While I am somewhat annoyed about just buying a MacBook only to find out prices have been lowered and a new version is being released, you can’t help but appreciate the great new products that Apple (APPL) releases. Whether it be the iPod or their notebooks, for years now Apple has consistenly taken market share away from its competitors. Almost to the point of putting some of them out of business.
If you know anything about Apple, then you probably are familiar with their expensive price points, and, while you may not want to fork over a couple thousand for a new notebook, you may be more inclined to invest that money into some Apple shares.
Why Buy Apple?
Nearly 100 points off its 52-week high, a buy at this level is almost garunteed money. Although it may take some time for Apple to truly see the payoff of their new computers, it will happen.

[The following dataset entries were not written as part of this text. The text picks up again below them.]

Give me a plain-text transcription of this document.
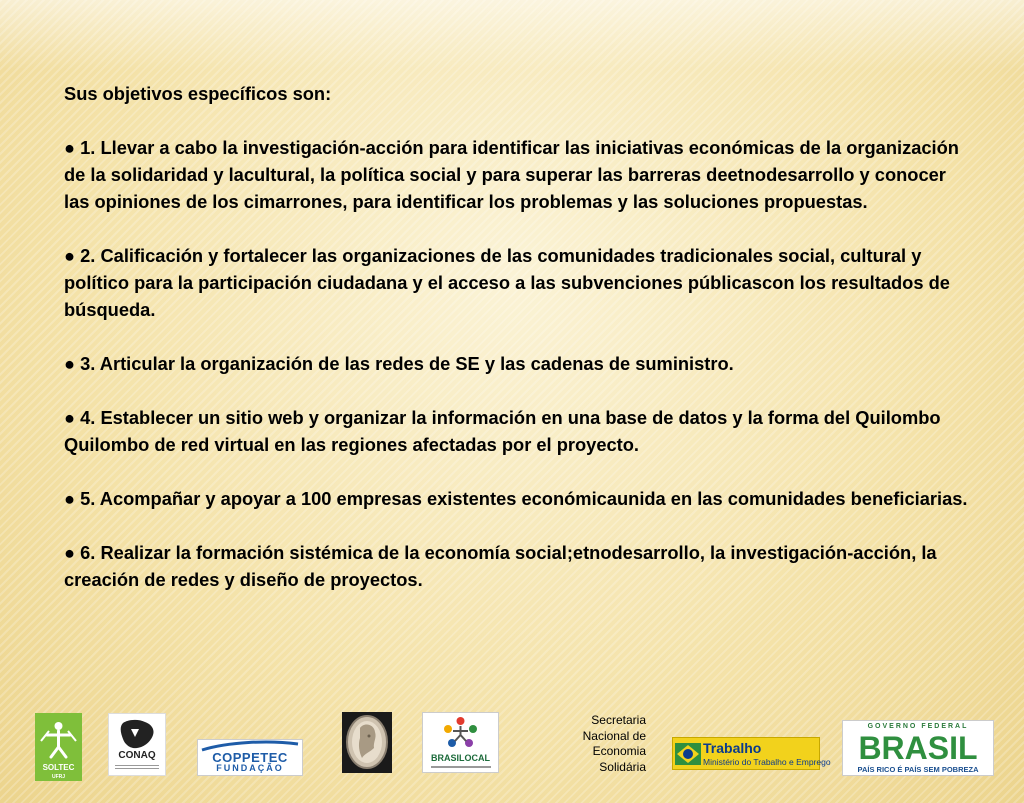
Sus objetivos específicos son:

● 1. Llevar a cabo la investigación-acción para identificar las iniciativas económicas de la organización de la solidaridad y lacultural, la política social y para superar las barreras deetnodesarrollo y conocer las opiniones de los cimarrones, para identificar los problemas y las soluciones propuestas.

● 2. Calificación y fortalecer las organizaciones de las comunidades tradicionales social, cultural y político para la participación ciudadana y el acceso a las subvenciones públicascon los resultados de búsqueda.

● 3. Articular la organización de las redes de SE y las cadenas de suministro.

● 4. Establecer un sitio web y organizar la información en una base de datos y la forma del Quilombo Quilombo de red virtual en las regiones afectadas por el proyecto.

● 5. Acompañar y apoyar a 100 empresas existentes económicaunida en las comunidades beneficiarias.

● 6. Realizar la formación sistémica de la economía social;etnodesarrollo, la investigación-acción, la creación de redes y diseño de proyectos.

SOLTEC
UFRJ
CONAQ	COPPETEC
FUNDAÇÃO
BRASILOCAL
Secretaria
Nacional de
Economia
Solidária
Trabalho
Ministério do Trabalho e Emprego
GOVERNO FEDERAL
BRASIL
PAÍS RICO É PAÍS SEM POBREZA
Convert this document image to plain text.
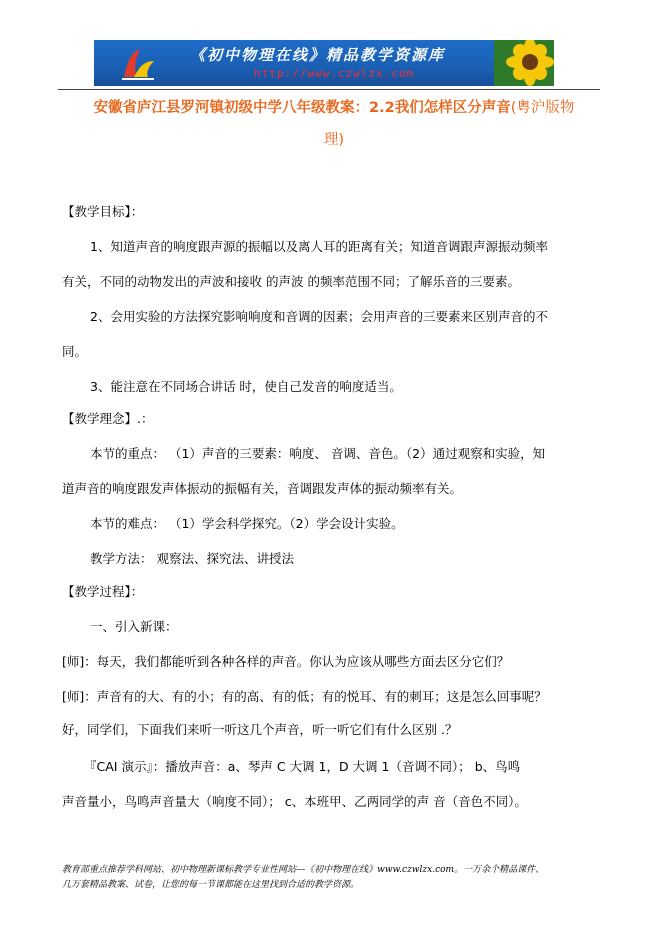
《初中物理在线》精品教学资源库
http://www.czwlzx.com
安徽省庐江县罗河镇初级中学八年级教案：2.2我们怎样区分声音(粤沪版物
理)
【教学目标】：
1、知道声音的响度跟声源的振幅以及离人耳的距离有关；知道音调跟声源振动频率
有关，不同的动物发出的声波和接收 的声波 的频率范围不同；了解乐音的三要素。
2、会用实验的方法探究影响响度和音调的因素；会用声音的三要素来区别声音的不
同。
3、能注意在不同场合讲话 时，使自己发音的响度适当。
【教学理念】.：
本节的重点： （1）声音的三要素：响度、 音调、音色。（2）通过观察和实验，知
道声音的响度跟发声体振动的振幅有关，音调跟发声体的振动频率有关。
本节的难点： （1）学会科学探究。（2）学会设计实验。
教学方法： 观察法、探究法、讲授法
【教学过程】：
一、引入新课：
[师]：每天，我们都能听到各种各样的声音。你认为应该从哪些方面去区分它们？
[师]：声音有的大、有的小；有的高、有的低；有的悦耳、有的刺耳；这是怎么回事呢？
好，同学们，下面我们来听一听这几个声音，听一听它们有什么区别 .？
『CAI 演示』：播放声音：a、琴声 C 大调 1，D 大调 1（音调不同）； b、鸟鸣
声音量小，鸟鸣声音量大（响度不同）； c、本班甲、乙两同学的声 音（音色不同）。
教育部重点推荐学科网站、初中物理新课标教学专业性网站---《初中物理在线》www.czwlzx.com。一万余个精品课件、
几万套精品教案、试卷，让您的每一节课都能在这里找到合适的教学资源。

Apple customers are not typically the normal everyday shopper. Apple is seen more as a luxury product with more devoted fans. I’m sure many have heard Apple users rave how they could never go back to a regular pc, and it will continue to hold true. That being said, it is almost more likely that those affected by the current credit crunch were probably not big Apple customers beforehand, and, if they were, then you can bet they will find a way to get a hold of these new products.
Overall, with the holiday season right around the corner and the constant craze of grabbing the latest and greatest technology, you can be 100% sure that Apple won’t stay below the current price level for very long.
Hey, eventually you will be able to buy the new Macs with profit you had made off of the company itself. Seems like a win-win situation to me.